И щеки раздувались. На лице проступили красные пятна. И Алине подумалось, что не будь рядом этой женщины, Татьяна вряд ли стала бы откровенничать. Поэтому Макс и привел их сюда.

Алина огляделась.

Слушали все.

Варвара застыла.

Евгения молчала, стиснув кулаки. Егор вроде бы в окно уставился, но тоже слушал и внимательно. А, казалось бы, какое им дело до этих откровений?

— Когда собирались, меня в кладовку выгоняли, чтобы не подслушивала… Только стены там картонные. А они не особо стеснялись говорить. Так я узнала про Райкино лекарство. И про то, что Маринка придумала им клиентов поить… Ее вроде как особо ретивый избил, вот и обозлилась.

— Не тебе ее осуждать!

— Да разве я осуждаю? — притворно удивилась Танечка. — Я рассказываю. Они свой идиотский план разработали… Я еще подумала, что невесело будет, если их поймают. Меня тогда точно в детский дом отправят. А мне оно надо? Тут я сама по себе была, а там мигом бы остатки роскоши оприходовали.

— Она ни о чем, кроме денег, думать не способна! — пожаловалась Галина и платочком глаза промокнула. — Только деньги…

— А то ты думала о высоком, когда людей травить решила! Чудесный план. Раечка поначалу сопротивлялась. Мол, лекарство это, нехорошо… Кто ей косячок поднес? Не Мариночка. Ты, дорогая мамуля, подружку подсадила. Сначала один косячок, потом другой… Там и укольчик, мол, успокаивающий. Видите, какая она у меня добрая? Как гюрза!

— Это ложь! — взвизгнула Галина, но ей вряд ли кто поверил.

Скривилась Варвара.

Евгения усмехнулась.

А Егор и вовсе отвернулся, не желая видеть незваных гостей. Только Макс и приятель его остались равнодушны к словесным излияниям.
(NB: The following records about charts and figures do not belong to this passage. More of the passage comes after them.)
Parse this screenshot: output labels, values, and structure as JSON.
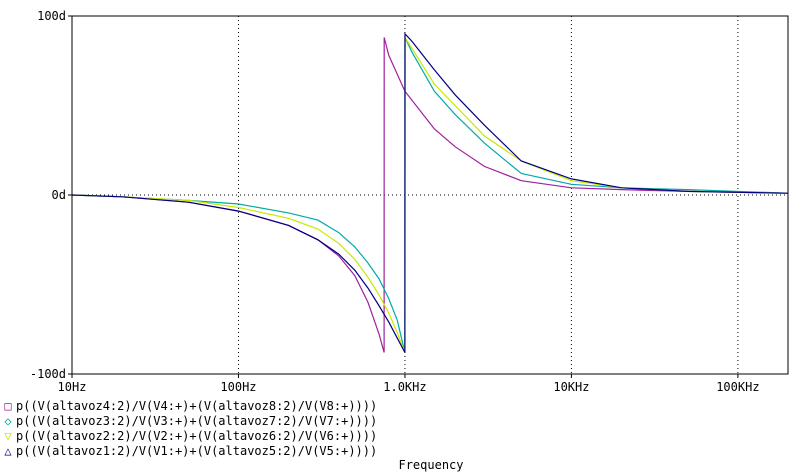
{
  "chart_data": {
    "type": "line",
    "xlabel": "Frequency",
    "ylabel": "",
    "x_scale": "log",
    "xlim": [
      10,
      200000
    ],
    "ylim": [
      -100,
      100
    ],
    "x_tick_labels": [
      "10Hz",
      "100Hz",
      "1.0KHz",
      "10KHz",
      "100KHz"
    ],
    "x_tick_values": [
      10,
      100,
      1000,
      10000,
      100000
    ],
    "y_tick_labels": [
      "100d",
      "0d",
      "-100d"
    ],
    "y_tick_values": [
      100,
      0,
      -100
    ],
    "grid": "dotted",
    "legend_placement": "bottom-left",
    "series": [
      {
        "name": "p((V(altavoz4:2)/V(V4:+)+(V(altavoz8:2)/V(V8:+))))",
        "color": "#a020a0",
        "marker": "square",
        "points": [
          [
            10,
            0
          ],
          [
            20,
            -1
          ],
          [
            50,
            -4
          ],
          [
            100,
            -9
          ],
          [
            200,
            -17
          ],
          [
            300,
            -25
          ],
          [
            400,
            -34
          ],
          [
            500,
            -45
          ],
          [
            600,
            -60
          ],
          [
            700,
            -78
          ],
          [
            750,
            -88
          ],
          [
            751,
            88
          ],
          [
            800,
            78
          ],
          [
            1000,
            58
          ],
          [
            1500,
            37
          ],
          [
            2000,
            27
          ],
          [
            3000,
            16
          ],
          [
            5000,
            8
          ],
          [
            10000,
            4
          ],
          [
            20000,
            3
          ],
          [
            50000,
            2
          ],
          [
            200000,
            1
          ]
        ]
      },
      {
        "name": "p((V(altavoz3:2)/V(V3:+)+(V(altavoz7:2)/V(V7:+))))",
        "color": "#00aaaa",
        "marker": "diamond",
        "points": [
          [
            10,
            0
          ],
          [
            20,
            -1
          ],
          [
            50,
            -3
          ],
          [
            100,
            -5
          ],
          [
            200,
            -10
          ],
          [
            300,
            -14
          ],
          [
            400,
            -21
          ],
          [
            500,
            -29
          ],
          [
            600,
            -38
          ],
          [
            700,
            -47
          ],
          [
            800,
            -58
          ],
          [
            900,
            -70
          ],
          [
            1000,
            -88
          ],
          [
            1001,
            88
          ],
          [
            1100,
            80
          ],
          [
            1500,
            58
          ],
          [
            2000,
            45
          ],
          [
            3000,
            29
          ],
          [
            5000,
            12
          ],
          [
            10000,
            6
          ],
          [
            20000,
            4
          ],
          [
            50000,
            3
          ],
          [
            200000,
            1
          ]
        ]
      },
      {
        "name": "p((V(altavoz2:2)/V(V2:+)+(V(altavoz6:2)/V(V6:+))))",
        "color": "#c8e800",
        "marker": "down-triangle",
        "points": [
          [
            10,
            0
          ],
          [
            20,
            -1
          ],
          [
            50,
            -3
          ],
          [
            100,
            -7
          ],
          [
            200,
            -13
          ],
          [
            300,
            -19
          ],
          [
            400,
            -27
          ],
          [
            500,
            -36
          ],
          [
            600,
            -46
          ],
          [
            700,
            -56
          ],
          [
            800,
            -66
          ],
          [
            900,
            -77
          ],
          [
            1000,
            -88
          ],
          [
            1001,
            88
          ],
          [
            1100,
            82
          ],
          [
            1500,
            62
          ],
          [
            2000,
            50
          ],
          [
            3000,
            33
          ],
          [
            5000,
            19
          ],
          [
            10000,
            8
          ],
          [
            20000,
            4
          ],
          [
            50000,
            2
          ],
          [
            200000,
            1
          ]
        ]
      },
      {
        "name": "p((V(altavoz1:2)/V(V1:+)+(V(altavoz5:2)/V(V5:+))))",
        "color": "#000080",
        "marker": "up-triangle",
        "points": [
          [
            10,
            0
          ],
          [
            20,
            -1
          ],
          [
            50,
            -4
          ],
          [
            100,
            -9
          ],
          [
            200,
            -17
          ],
          [
            300,
            -25
          ],
          [
            400,
            -33
          ],
          [
            500,
            -42
          ],
          [
            600,
            -52
          ],
          [
            700,
            -62
          ],
          [
            800,
            -71
          ],
          [
            900,
            -80
          ],
          [
            1000,
            -88
          ],
          [
            1001,
            90
          ],
          [
            1100,
            86
          ],
          [
            1500,
            70
          ],
          [
            2000,
            56
          ],
          [
            3000,
            39
          ],
          [
            5000,
            19
          ],
          [
            10000,
            9
          ],
          [
            20000,
            4
          ],
          [
            50000,
            2
          ],
          [
            200000,
            1
          ]
        ]
      }
    ]
  }
}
— А потом, когда Раечка плотно села, ты и начала ныть, что деньги закончились, что на дело идти надо, что тогда наступит всеобщее счастье… И Маринка тебе вторила. Райка и сдалась. Запас зелья у нее имелся. Вот и стали они втроем на охоту ходить. Одна с мужиком знакомится, пробивает, чего у него там при себе есть. Если пустой или почти пустой, то не трогают. А коль при бабле, то тут ему и кранты приходят. Мариночка номер отрабатывает и ходу. Мужику же бутылек приносят. Пойло приличное выбирали. И клиентов подгадывали, один раз мимо только, не стал он пить. Тогда-то ему зелья в цветочки плеснули, нехай надышится… Он и надышался. В петлю полез. Помнишь, мамуля, ты сама Маринку попрекала, что это ненадежно, что мог бы и не самоубиться, а вам троим шею свернуть. Но взяли они тогда прилично.

— Ты…

— Да видела я ваш чемодан с деньжатами и разговор слышала, что надо бы завязать на время. И дележку… Скажи, и не стыдно вам было Райку обувать? — Татьяна покачивала ножкой, и туфелька тоже покачивалась, и Алина завороженно на эту туфельку смотрела, пытаясь понять, как возможно подобное. Они ведь люди, обыкновенные люди, и в то же время — нелюди, потому что люди не убивают себе подобных так хладнокровно… — Они хитро сделали. Сначала все вроде как честно поделили, а потом, когда Райка на радостях ширнулась, в отключку ушла, ее долю и поделили. Оставили мелочовку всякую, чтоб на дозу хватало… Думали, небось, упорется до смерти. Странно, что вообще не прибили. Пожалели, да?